Des gains de performance mesurés et un enjeu industriel stratégique
D’après les chercheurs, la nouvelle puce 3D surpasse les puces 2D de niveau équivalent d’un facteur quatre, lors de tests préliminaires. Cela suggère que des versions comprenant davantage de couches empilées pourraient être encore plus performantes. Les modèles comportant des niveaux de circuits supplémentaires auraient montré un gain d’amélioration 12 fois supérieur sur des charges de travail réelles liées à l’IA.
Par ailleurs, l’équipe affirme que la puce pourrait offrir à terme une amélioration du produit énergie-délai (EDP) – un indicateur d’équilibre entre la vitesse et l’efficacité énergétique – d’un facteur 100 à 1000. La réduction du temps de transfert de données permettrait à la puce d’atteindre une vitesse plus élevée pour une faible consommation énergétique.

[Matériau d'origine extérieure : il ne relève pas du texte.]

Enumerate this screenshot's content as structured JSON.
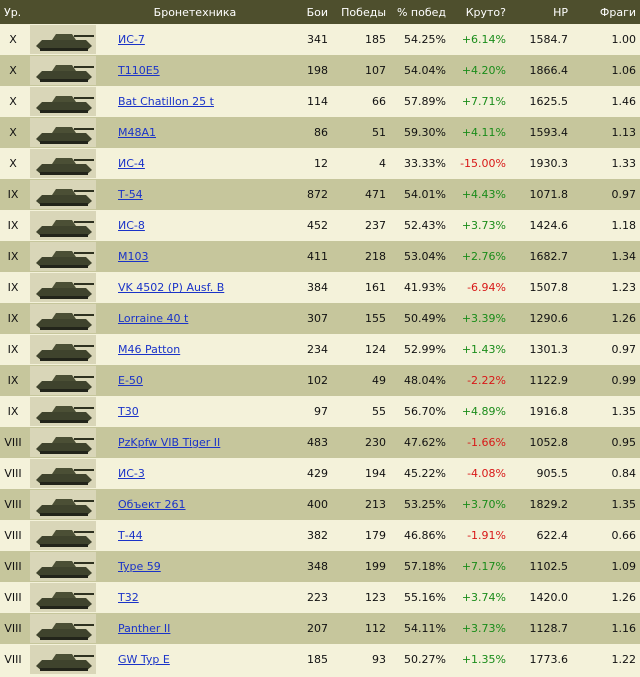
{
  "header": {
    "tier": "Ур.",
    "vehicle": "Бронетехника",
    "battles": "Бои",
    "wins": "Победы",
    "winrate": "% побед",
    "cool": "Круто?",
    "hp": "HP",
    "frags": "Фраги"
  },
  "colors": {
    "header_bg": "#4e4f2d",
    "row_light": "#f4f2da",
    "row_dark": "#c6c69c",
    "link": "#1a33c8",
    "positive": "#1a8c1a",
    "negative": "#d81818"
  },
  "rows": [
    {
      "tier": "X",
      "name": "ИС-7",
      "battles": "341",
      "wins": "185",
      "winrate": "54.25%",
      "cool": "+6.14%",
      "hp": "1584.7",
      "frags": "1.00",
      "icon": "tank-icon"
    },
    {
      "tier": "X",
      "name": "T110E5",
      "battles": "198",
      "wins": "107",
      "winrate": "54.04%",
      "cool": "+4.20%",
      "hp": "1866.4",
      "frags": "1.06",
      "icon": "tank-icon"
    },
    {
      "tier": "X",
      "name": "Bat Chatillon 25 t",
      "battles": "114",
      "wins": "66",
      "winrate": "57.89%",
      "cool": "+7.71%",
      "hp": "1625.5",
      "frags": "1.46",
      "icon": "tank-icon"
    },
    {
      "tier": "X",
      "name": "M48A1",
      "battles": "86",
      "wins": "51",
      "winrate": "59.30%",
      "cool": "+4.11%",
      "hp": "1593.4",
      "frags": "1.13",
      "icon": "tank-icon"
    },
    {
      "tier": "X",
      "name": "ИС-4",
      "battles": "12",
      "wins": "4",
      "winrate": "33.33%",
      "cool": "-15.00%",
      "hp": "1930.3",
      "frags": "1.33",
      "icon": "tank-icon"
    },
    {
      "tier": "IX",
      "name": "Т-54",
      "battles": "872",
      "wins": "471",
      "winrate": "54.01%",
      "cool": "+4.43%",
      "hp": "1071.8",
      "frags": "0.97",
      "icon": "tank-icon"
    },
    {
      "tier": "IX",
      "name": "ИС-8",
      "battles": "452",
      "wins": "237",
      "winrate": "52.43%",
      "cool": "+3.73%",
      "hp": "1424.6",
      "frags": "1.18",
      "icon": "tank-icon"
    },
    {
      "tier": "IX",
      "name": "M103",
      "battles": "411",
      "wins": "218",
      "winrate": "53.04%",
      "cool": "+2.76%",
      "hp": "1682.7",
      "frags": "1.34",
      "icon": "tank-icon"
    },
    {
      "tier": "IX",
      "name": "VK 4502 (P) Ausf. B",
      "battles": "384",
      "wins": "161",
      "winrate": "41.93%",
      "cool": "-6.94%",
      "hp": "1507.8",
      "frags": "1.23",
      "icon": "tank-icon"
    },
    {
      "tier": "IX",
      "name": "Lorraine 40 t",
      "battles": "307",
      "wins": "155",
      "winrate": "50.49%",
      "cool": "+3.39%",
      "hp": "1290.6",
      "frags": "1.26",
      "icon": "tank-icon"
    },
    {
      "tier": "IX",
      "name": "M46 Patton",
      "battles": "234",
      "wins": "124",
      "winrate": "52.99%",
      "cool": "+1.43%",
      "hp": "1301.3",
      "frags": "0.97",
      "icon": "tank-icon"
    },
    {
      "tier": "IX",
      "name": "E-50",
      "battles": "102",
      "wins": "49",
      "winrate": "48.04%",
      "cool": "-2.22%",
      "hp": "1122.9",
      "frags": "0.99",
      "icon": "tank-icon"
    },
    {
      "tier": "IX",
      "name": "T30",
      "battles": "97",
      "wins": "55",
      "winrate": "56.70%",
      "cool": "+4.89%",
      "hp": "1916.8",
      "frags": "1.35",
      "icon": "tank-icon"
    },
    {
      "tier": "VIII",
      "name": "PzKpfw VIB Tiger II",
      "battles": "483",
      "wins": "230",
      "winrate": "47.62%",
      "cool": "-1.66%",
      "hp": "1052.8",
      "frags": "0.95",
      "icon": "tank-icon"
    },
    {
      "tier": "VIII",
      "name": "ИС-3",
      "battles": "429",
      "wins": "194",
      "winrate": "45.22%",
      "cool": "-4.08%",
      "hp": "905.5",
      "frags": "0.84",
      "icon": "tank-icon"
    },
    {
      "tier": "VIII",
      "name": "Объект 261",
      "battles": "400",
      "wins": "213",
      "winrate": "53.25%",
      "cool": "+3.70%",
      "hp": "1829.2",
      "frags": "1.35",
      "icon": "tank-icon"
    },
    {
      "tier": "VIII",
      "name": "Т-44",
      "battles": "382",
      "wins": "179",
      "winrate": "46.86%",
      "cool": "-1.91%",
      "hp": "622.4",
      "frags": "0.66",
      "icon": "tank-icon"
    },
    {
      "tier": "VIII",
      "name": "Type 59",
      "battles": "348",
      "wins": "199",
      "winrate": "57.18%",
      "cool": "+7.17%",
      "hp": "1102.5",
      "frags": "1.09",
      "icon": "tank-icon"
    },
    {
      "tier": "VIII",
      "name": "T32",
      "battles": "223",
      "wins": "123",
      "winrate": "55.16%",
      "cool": "+3.74%",
      "hp": "1420.0",
      "frags": "1.26",
      "icon": "tank-icon"
    },
    {
      "tier": "VIII",
      "name": "Panther II",
      "battles": "207",
      "wins": "112",
      "winrate": "54.11%",
      "cool": "+3.73%",
      "hp": "1128.7",
      "frags": "1.16",
      "icon": "tank-icon"
    },
    {
      "tier": "VIII",
      "name": "GW Typ E",
      "battles": "185",
      "wins": "93",
      "winrate": "50.27%",
      "cool": "+1.35%",
      "hp": "1773.6",
      "frags": "1.22",
      "icon": "tank-icon"
    }
  ]
}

Un autre avantage est que le processus de fabrication a été réalisé entièrement dans une fonderie de silicium commerciale américaine. « Transformer un concept académique de pointe en un produit commercialisable représente un défi de taille », souligne Mark Nelson, co-auteur de l’étude et vice-président des opérations de développement technologique chez SkyWater Technology.
Les résultats de l’étude constitueraient une démonstration de la faisabilité de la production locale de puces et autres matériels d’IA, contribuant ainsi aux efforts des États-Unis pour la production nationale en la matière et à la réduction de la dépendance envers d’autres puissances étrangères telles que la Chine.